Mothers of 116 preterm (< 32 weeks gestation) infants were enrolled. Indices of anxiety, depression, impact on family life, general health were obtained from participants at the outset of the study and at one year of age the child's development was assessed as well as maternal anxiety. A chart review was conducted to determine presence or absence of specific indicators of medical vulnerability.
The authors concluded, through multi-variate analyses and use of linear regression model that of all factors, greater maternal anxiety was the only variable that was statistically significantly related to poorer developmental outcome of these ex-preterms.

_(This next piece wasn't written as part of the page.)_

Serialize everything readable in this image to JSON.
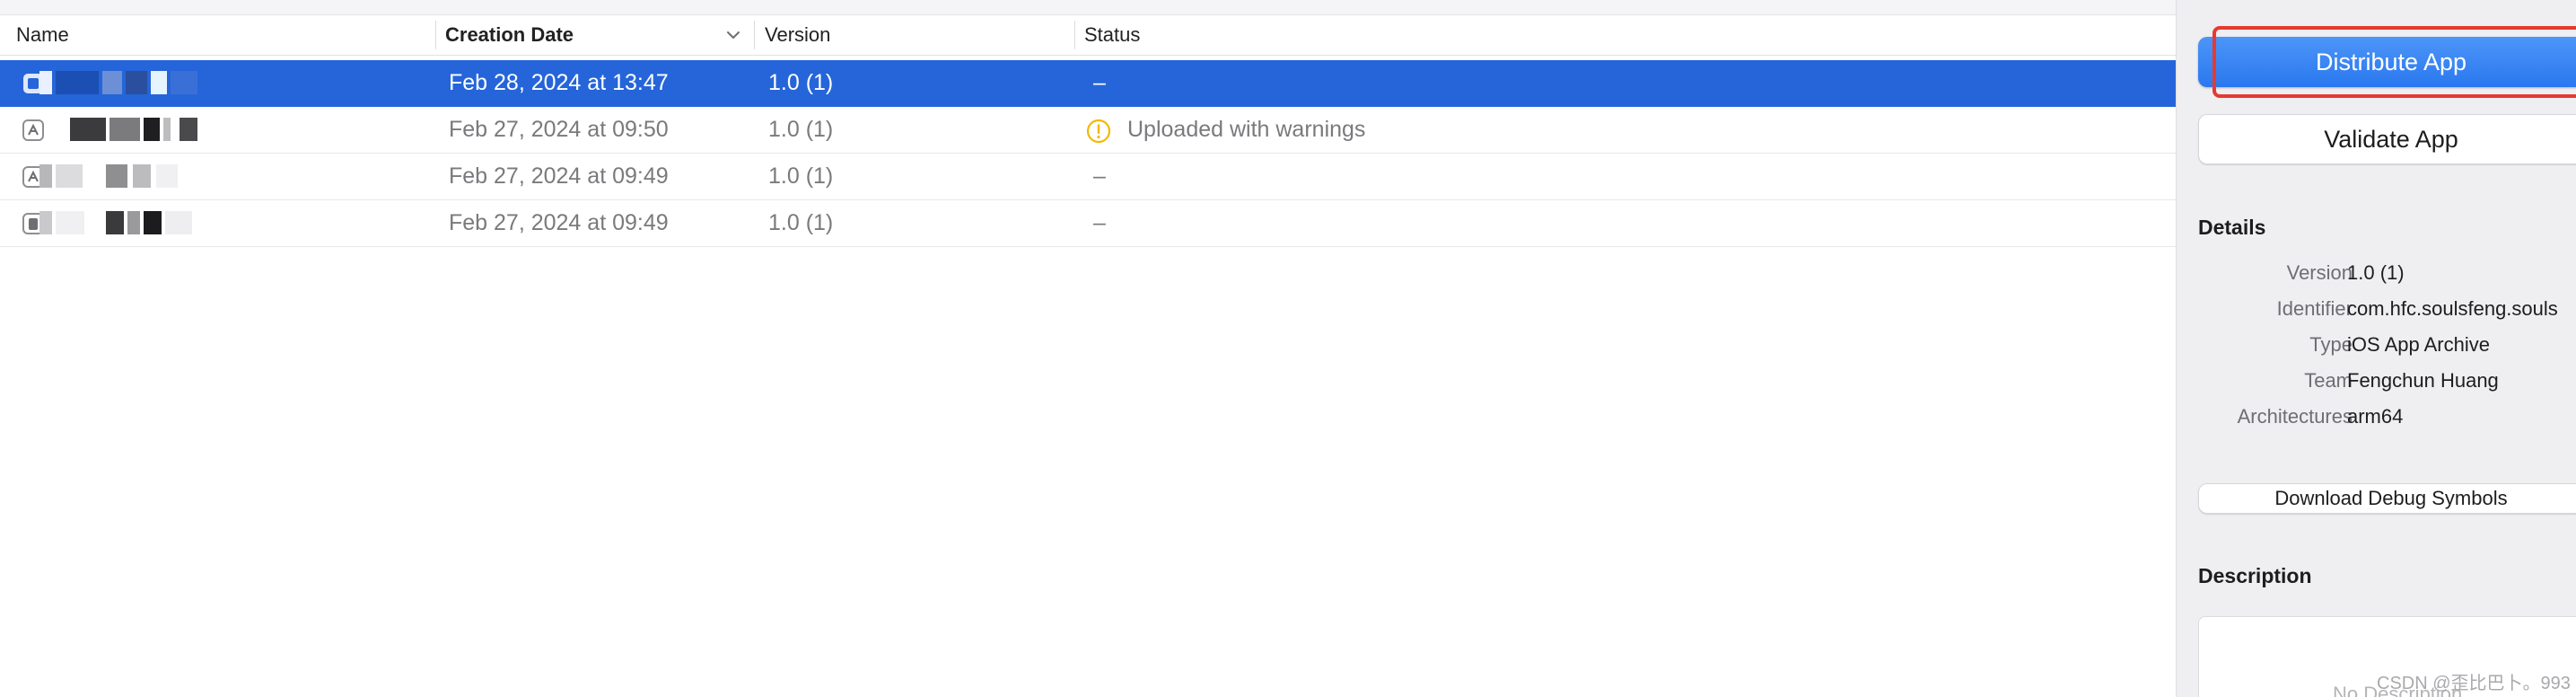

Ex-preterms often come for surgical procedures, such as the very commonly performed inguinal herniorraphy. While this a relatively minor procedure to us it certainly is not at all minor to the parents of any infant but even more so to the parents of an ex-preterm. I think this paper points out how important it is that we, as anesthesiologists, understand the parents of these infants so that we can provide the best overall care to the family, which is more than excellent medical care to the infant. I am sure that most, if not all of you, have had parents confide, during the preanesthetic visit, that the anesthetic is much more frightening to them than the surgical procedure. Maternal anxiety was the only factor that reached statistical significance in affecting developmental outcome. Strongly associated with increased maternal anxiety were: longer neonatal hospitalization and greater impact of the illness on the family, factors that should come up during the pre-anesthetic interview. With information such as contained in this paper, we should be better able to connect with and reassure anxious parents of ex-preterm infants even during a brief preanesthetic visit.